Mental Health: How Safe is Your Workplace?

Mental health is one of the fastest growing sources of injuries at work according to a recent national report, creating a minefield for employers who fail to take responsibility to care for their employees.

That makes it a national hot topic for business and the subject of Thomson Reuters upcoming Mental Health and Employment Law Conference 2023, to be facilitated by former Sex Discrimination Commissioner, Pru Goward AO.

“The conference presenters will look at the extent of employer responsibility and how best to prevent mental health injuries in the workplace, and how critical prevention is to business success and your team’s wellbeing,”  Pru Goward says.

And the figures alone may shock employers into action. While serious workers compensation claims have fallen overall by 13 per cent since 2000, claims for mental health conditions have increased by nearly 60 per cent over the same period and are projected to double by 2030, according to a report by the Committee for Economic Development of Australia, MENTAL HEALTH AND THE WORKPLACE How can employers improve productivity through wellbeing?

In fact, the report lists mental health conditions with the highest levels of compensation: median compensation paid of $45,900 in 2018-19 versus $14,500 for overall claims. Add to this the median time off work for mental stress claims amounting to nearly 27 weeks, compared to only seven weeks for all serious claims.

With the introduction of new Work Health and Safety Regulations in April this year the legislative pressure is also now on employers to identify risks to workers’ mental wellbeing and foster mentally healthy workplaces.

How do you identify a mental health condition?

“We will hear from clinical experts who will describe the complexities and the many manifestations of mental illness,” explains Pru, who also served as NSW Minister for Mental Health among other portfolios, until 2019.

“The research confirms that mental illness can be hereditary, or the outcome of childhood maltreatment or drug and alcohol misuse, or a combination of all three. It can be brought on by trauma. It can be brought on by stresses in the workplace.

“It can range from post-traumatic stress disorder (PTSD) to depression to psychosis. it doesn’t include cognition, so someone who is cognitively impaired tends to be covered by disability provisions.

“The most common mental health conditions, of course, are anxiety and depression.”

Primary and secondary mental injuries

Importantly, mental illness in workers compensation can develop from two sources. First, directly from a primary mental injury caused by, for example,  harassment or bullying at work or PTSD suffered by an emergency services worker. But what is not as well recognised, explains Jonathan Cohen, Principal at actuarial consultancy Taylor Fry and presenter at the Thomson Reuters conference, are those workers who develop “a secondary mental injury”, in particular depression, when a physical injury has caused them to be on leave from work for a prolonged period. These secondary mental injuries further complicate the workers’ recovery, seriously impacting their time on benefits and likelihood of returning to work.

“By the time you get to two years off work on income benefits, most people with physical injuries will likely have developed some sort of mental injury.
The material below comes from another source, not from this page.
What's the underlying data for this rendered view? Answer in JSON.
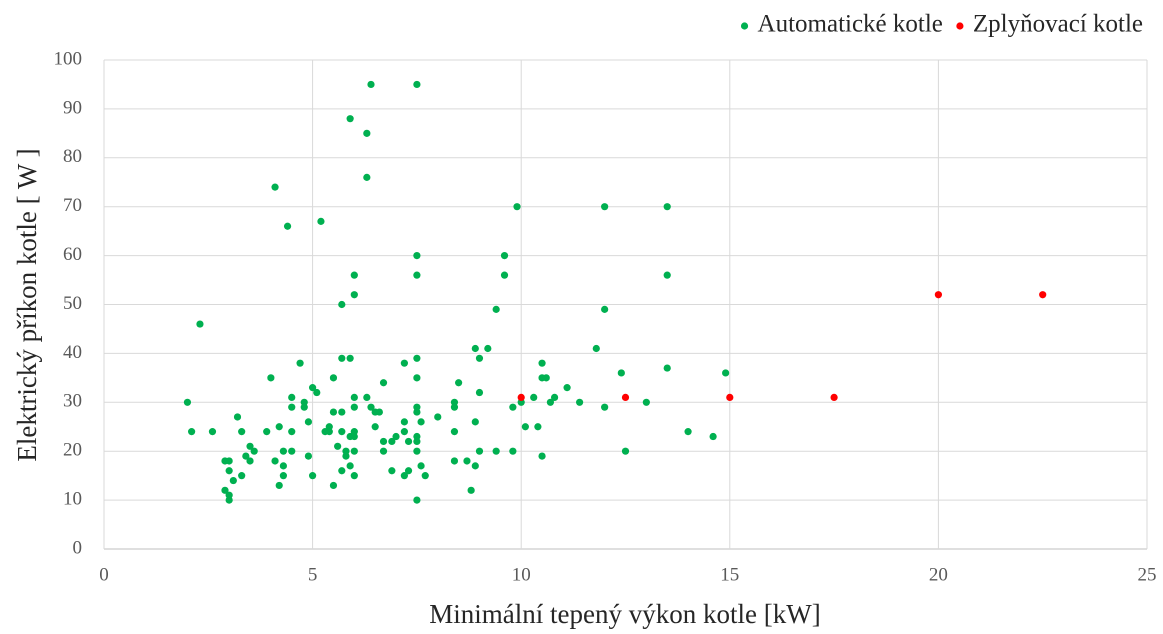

Often these workers have persistent chronic pain and additional stresses due to, for example, reduced earnings that contribute to the risk of developing mental injuries” he explains.

Take the example of a young man who crushes his ankle at work.  If he doesn’t get support from his workplace – no one rings him from work to check in and see how he’s recovering – he may start to feel isolated.

His convalescence then turns from a month off work to six months off work, which is costing both him and the employer, and he may not even come back.

As Jonathan Cohen observes, “Recovery and return to work for mental illness tends to be protracted, and that’s a huge disruption to the workplace and a major cost borne by employers.”

Impact of failure to maintain a mentally healthy workplace

The flow on effects of mental injury can be profound.  If a person is feeling anxious and depressed at work, this is going to affect their productivity and their relationship with their co-workers. It will affect how managers lead their teams. No one in the workplace is left unaffected.

Other speakers at the conference include leading lawyers who deal with mental health injury claims and mental health practitioners such as Mark Deady, from the Black Dog Institute and Michael Plowright from Working Well Together. They will focus on diagnosis, support for co-workers, the impact on staff turnover and sick leave as well as the low mood experienced by workers in unhealthy working environments – and simple steps employers can take to make their workplaces safe.

The conference will hear from senior legal practitioners familiar with how the law treats these cases and the risks and responsibilities faced by employers.  In some cases staff will also take their concerns about their treatment in the workplace to social media, creating a significant risk to the reputation of the business.

Related: Mental Health & Wellbeing for Lawyers, a Toolkit

The conference will bring an interactive and critical lens to the mental health environment of Australian workplaces at a time when concerns about mental health have never been greater, and, as the Taylor Fry work shows, needs to be much better understood.  Since there is strong evidence that a safe workplace is a productive workplace where employees are not constantly being derailed by trauma and drama, the bottom line of the conference is a simple message: Businesses must, and can, ensure their workplaces are as safe as possible for all their employees.